Esta exposição apresentou, no seu conjunto, trabalhos de fotógrafos do sul de África como Délio Jasse, Dillon Marsh, Filipe Branquinho, Guy Tillim, Jo Ractliffe, Kiluanji Kia Henda, Mack Magagane, Malala Andrialavidrazana, Mauro Pinto, Paul Samuels, Sabelo Mlangeni, Sammy Baloji, Tsvangirayi Mukwazhi e Pieter Hugo, a quem é dedicado também o número 15 do jornal Próximo Futuro, (Março 2014), com a exposição internacional “Este é o lugar”. Coloco aqui todos estes nomes, a que poderia juntar outros, como Kader Attia, Ayana Jackson, Zined Sedira, Neïl Beloufa, Mohamed Bourouissa, Katia Kameli, Nu Barreto, Pauliana Valente Pimentel, Mónica Miranda, Ana Vidigal, Francisco Vidal, Nuno Nunes-Ferreira, Tatiana Macedo, pois são eles que hoje preenchem uma vanguarda expressiva da cena artística europeia e internacional. Com a sua sensibilidade, as suas imagens, mas também a sua coragem e exposição, estes artistas contribuíram para a mudança de imaginário europeu sobre África e o Magreb no Ocidente, mostrando-nos o seu presente e daqueles que com eles vivem, trabalham, lutam e amam no dia a dia neste imenso e diverso lugar a que chamamos África, composto de tantas Áfricas.
Quando hoje, no âmbito do projeto Memoirs: Filhos de Império e Pós-Memórias Europeias, procuro estes outros olhares sobre as antigas colónias europeias e sobre a Europa e, em 2018, vejo Kiluanji Kia Henda e Délio Jasse no Maxxi (Museu de Arte Contemporânea, em Roma). Vejo em grande plano, a fotografia “Rochers carrés” (2009), hoje tão sensorialmente atual com aqueles miúdos nos blocos de concreto em Argel olhando o Mediterrâneo de costas para nós, e que anuncia a grande exposição de Kader Attia, na Hayward Gallery, em Londres, tendo antes visto em Lisboa, no mesmo ano, na Culturgest, “As raízes também se criam no betão”, também de Kader Attia. Em Paris, vejo no Centro George Pompidou Mohamed Bourouissa, como Prémio Marchel Duchamp 2018, e, ao lado, na galeria Nathalie Obadia encontro a primeira exposição individual de Nu Barreto em Paris, Africa: Renversante, renversée. Vejo Sammy Baloji no renovado Africa Museum, em Tervuren, na Bélgica e em Portugal.
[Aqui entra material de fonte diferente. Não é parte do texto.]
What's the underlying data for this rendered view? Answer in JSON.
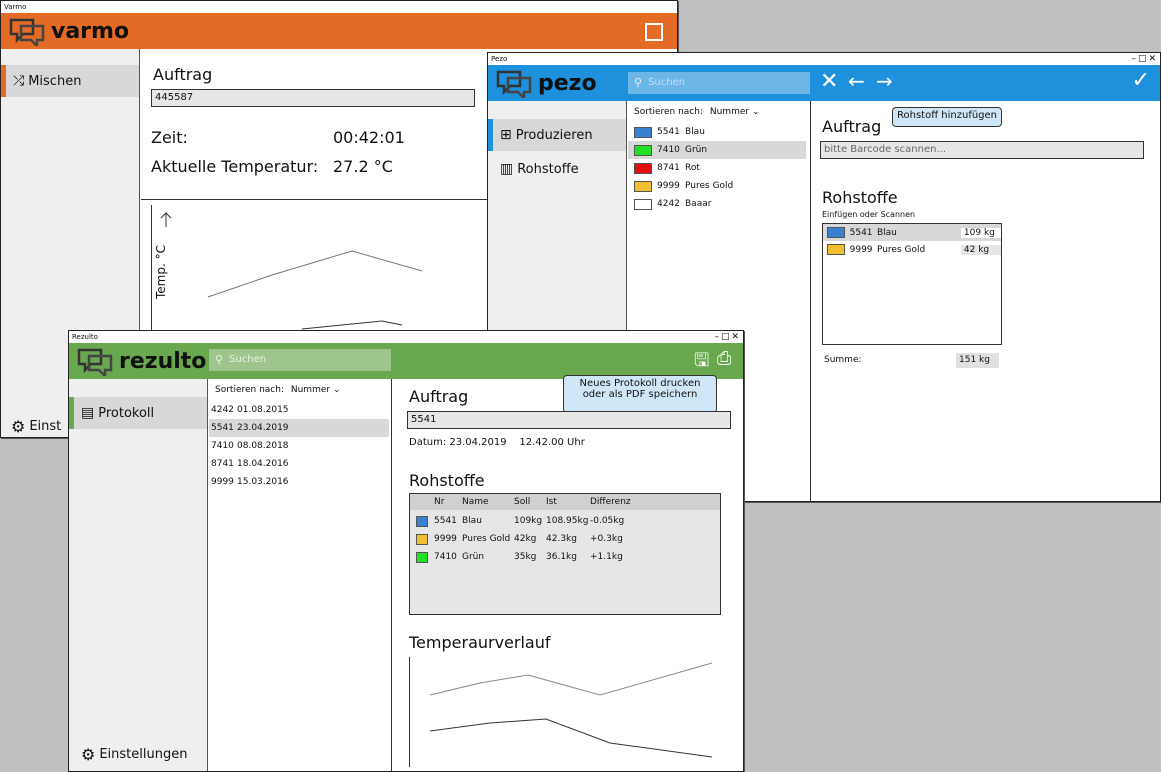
{
  "colors": {
    "varmo": "#e46b26",
    "pezo": "#1e90dc",
    "rezulto": "#6aa84f"
  },
  "varmo": {
    "title": "Varmo",
    "logo": "varmo",
    "nav": [
      {
        "label": "Mischen",
        "icon": "shuffle-icon"
      }
    ],
    "settings": "Einst",
    "order_label": "Auftrag",
    "order_value": "445587",
    "time_label": "Zeit:",
    "time_value": "00:42:01",
    "temp_label": "Aktuelle Temperatur:",
    "temp_value": "27.2 °C",
    "chart_ylabel": "Temp. °C"
  },
  "pezo": {
    "title": "Pezo",
    "logo": "pezo",
    "search_placeholder": "Suchen",
    "nav": [
      {
        "label": "Produzieren",
        "icon": "grid-icon"
      },
      {
        "label": "Rohstoffe",
        "icon": "books-icon"
      }
    ],
    "sort_label": "Sortieren nach:",
    "sort_value": "Nummer",
    "materials": [
      {
        "nr": "5541",
        "name": "Blau",
        "color": "#3b7fd1"
      },
      {
        "nr": "7410",
        "name": "Grün",
        "color": "#22e022"
      },
      {
        "nr": "8741",
        "name": "Rot",
        "color": "#e01010"
      },
      {
        "nr": "9999",
        "name": "Pures Gold",
        "color": "#f0c030"
      },
      {
        "nr": "4242",
        "name": "Baaar",
        "color": "#ffffff"
      }
    ],
    "tooltip": "Rohstoff hinzufügen",
    "order_label": "Auftrag",
    "barcode_placeholder": "bitte Barcode scannen...",
    "materials_header": "Rohstoffe",
    "materials_sub": "Einfügen oder Scannen",
    "added": [
      {
        "nr": "5541",
        "name": "Blau",
        "amount": "109 kg",
        "color": "#3b7fd1"
      },
      {
        "nr": "9999",
        "name": "Pures Gold",
        "amount": "42 kg",
        "color": "#f0c030"
      }
    ],
    "sum_label": "Summe:",
    "sum_value": "151 kg"
  },
  "rezulto": {
    "title": "Rezulto",
    "logo": "rezulto",
    "search_placeholder": "Suchen",
    "nav": [
      {
        "label": "Protokoll",
        "icon": "protocol-icon"
      }
    ],
    "settings": "Einstellungen",
    "sort_label": "Sortieren nach:",
    "sort_value": "Nummer",
    "orders": [
      {
        "nr": "4242",
        "date": "01.08.2015"
      },
      {
        "nr": "5541",
        "date": "23.04.2019"
      },
      {
        "nr": "7410",
        "date": "08.08.2018"
      },
      {
        "nr": "8741",
        "date": "18.04.2016"
      },
      {
        "nr": "9999",
        "date": "15.03.2016"
      }
    ],
    "tooltip": "Neues Protokoll drucken oder als PDF speichern",
    "order_label": "Auftrag",
    "order_value": "5541",
    "date_line": "Datum: 23.04.2019    12.42.00 Uhr",
    "materials_header": "Rohstoffe",
    "table_headers": [
      "Nr",
      "Name",
      "Soll",
      "Ist",
      "Differenz"
    ],
    "table_rows": [
      {
        "nr": "5541",
        "name": "Blau",
        "soll": "109kg",
        "ist": "108.95kg",
        "diff": "-0.05kg",
        "color": "#3b7fd1"
      },
      {
        "nr": "9999",
        "name": "Pures Gold",
        "soll": "42kg",
        "ist": "42.3kg",
        "diff": "+0.3kg",
        "color": "#f0c030"
      },
      {
        "nr": "7410",
        "name": "Grün",
        "soll": "35kg",
        "ist": "36.1kg",
        "diff": "+1.1kg",
        "color": "#22e022"
      }
    ],
    "temp_header": "Temperaurverlauf"
  }
}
E lembro-me que já os tinha visto a todos na Fundação Calouste Gulbenkian nas atividades do Próximo Futuro. Reconheço Lisboa como uma capital europeia, orgulho-me que Portugal seja um país importante nas rotas artísticas de todos estes inovadores artistas e nos seus imaginários, e percebo o impacto internacional do Programa Próximo Futuro na cena artística contemporânea. Aqui estão eles hoje compondo o nosso presente, no que entre 2009-2015 era o Próximo Futuro, e este exercício breve que acabo de fazer relativo às artes visuais é válido para todas as outras formas de expressão artística do Programa.